Atentemos ao fato muito significativo de que a aventura de Edison na direção da cinematografia se dá como consequência lógica da invenção do fonógrafo e da resolução do problema do registro do som. A imagem em movimento é vista, desde o início, como um complemento necessário do som. Muito sintomaticamente, o primeiro dispositivo de registro áudio-visual imaginado por Edison (mais exatamente por seu especialista em fotografia, William Dickson) consistia numa adaptação de seu próprio fonógrafo: uma emulsão fotográfica era aplicada à superfície do mesmo cilindro rotativo que Edison usava para registrar o som, de modo a permitir imprimir alguns milhares de clichês fotográficos microscópicos e sucessivos, que circulavam o cilindro em espiral e paralelamente aos sulcos de som. O método era tortuoso e logo Edison se deu conta de que ele não poderia render qualquer resultado prático.

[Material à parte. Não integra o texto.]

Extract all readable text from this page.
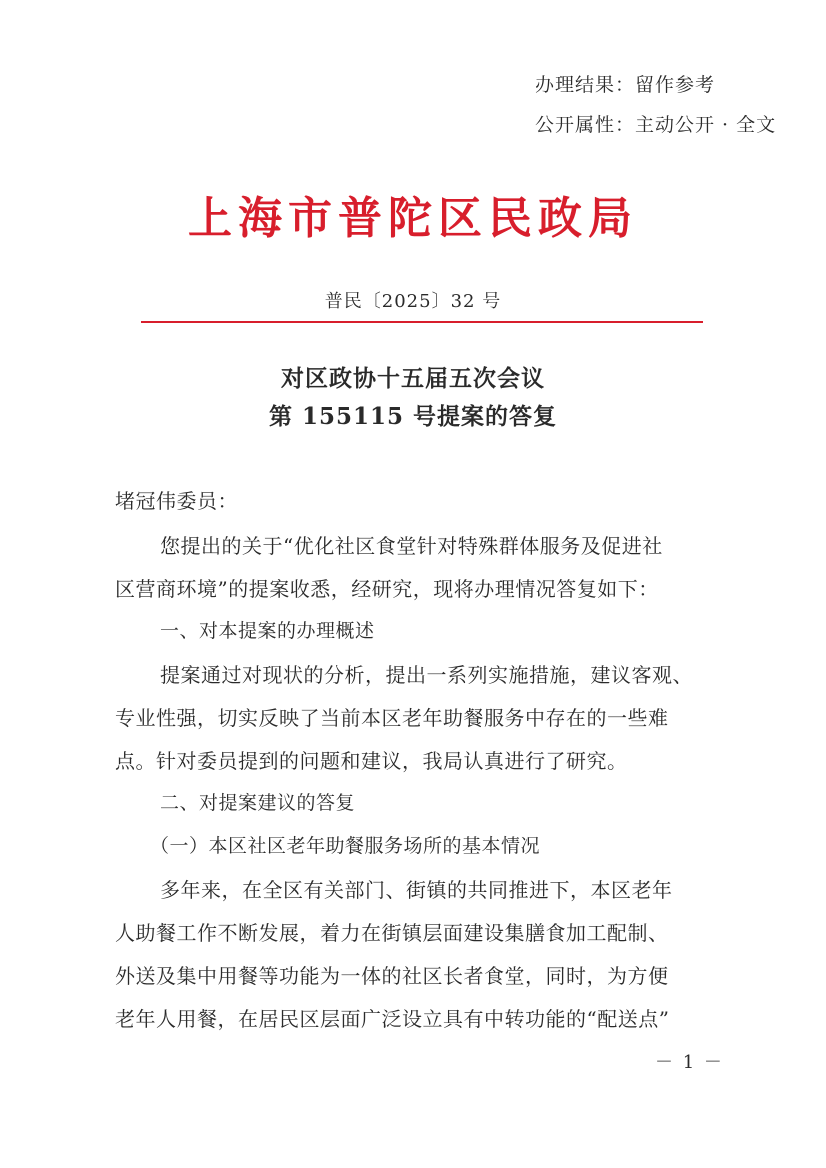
办理结果：留作参考
公开属性：主动公开 · 全文
上海市普陀区民政局
普民〔2025〕32 号
对区政协十五届五次会议
第 155115 号提案的答复
堵冠伟委员：
您提出的关于“优化社区食堂针对特殊群体服务及促进社
区营商环境”的提案收悉，经研究，现将办理情况答复如下：
一、对本提案的办理概述
提案通过对现状的分析，提出一系列实施措施，建议客观、
专业性强，切实反映了当前本区老年助餐服务中存在的一些难
点。针对委员提到的问题和建议，我局认真进行了研究。
二、对提案建议的答复
（一）本区社区老年助餐服务场所的基本情况
多年来，在全区有关部门、街镇的共同推进下，本区老年
人助餐工作不断发展，着力在街镇层面建设集膳食加工配制、
外送及集中用餐等功能为一体的社区长者食堂，同时，为方便
老年人用餐，在居民区层面广泛设立具有中转功能的“配送点”
－ 1 －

Logo se lhe afigurou que a utilização de uma longa cinta de negativo fotográfico de 35 mm seria uma opção mais inteligente, mas, ainda assim, os primeiros registros mantinham o cilindro rotativo, ao redor do qual o celulóide era enrolado.

A insistência em partir do modelo do fonógrafo demonstra que, para Edison, o cinema surgia como uma espécie de “fonógrafo óptico” (um quinetofone, como ele chega a denominar em algumas circunstâncias) e que, mais do que resolver o problema da representação da imagem em movimento, o que estava em sua mira era “aperfeiçoar” o fonógrafo com a complementação “necessária” da imagem que produz o som. Desde o início, portanto, o que estava no horizonte da equipe de Edison era já o cinema sonoro. Por volta de 1891, observando as outras tentativas que se processavam nos E.U.A. (Muybridge) e na França (Marey), Edison percebe que o caminho estava errado e que a alternativa mais viável era registrar em dispositivos separados o som e a imagem em movimento e, a partir daí, tentar resolver de alguma maneira o problema da sincronização entre os dois.

Em 1895, o quinetoscópio comercializado por Edison difere dos outros modelos de cinema experimentados pelos demais inventores, não apenas pelo estilo peepshow do aparelho, concebido para recepção em escala individual, mas também por ser o único modelo sonoro, já que todas as outras alternativas eram mudas (mais à frente veremos que “mudas” eram as tecnologias, não o cinema). O processo está longe de ocorrer sem problemas: a sincronização se perde muito facilmente, os arcos voltaicos usados na iluminação produzem uma incômoda vibração que o fonógrafo registra implacavelmente, o volume de som é baixo e os ruídos do aparelho projetor se sobrepõem com facilidade às falas e músicas gravadas. Estava claro que o dispositivo era tecnologicamente imperfeito. Edison envidará todos os esforços para aperfeiçoar seu aparato áudio-visual, mas vai levar ainda mais dez anos até conseguir um resultado satisfatório. Em 1913, ele apresenta publicamente sua última versão do quinetofone, já agora incorporando um modelo rudimentar de amplificador e um complicadíssimo sistema de sincronização (que exigia inclusive funcionário especializado para operar), mas a indústria cinematográfica já estava farta de experiências frustrantes com o som e não lhe dá o crédito necessário para explorar o invento em escala comercial.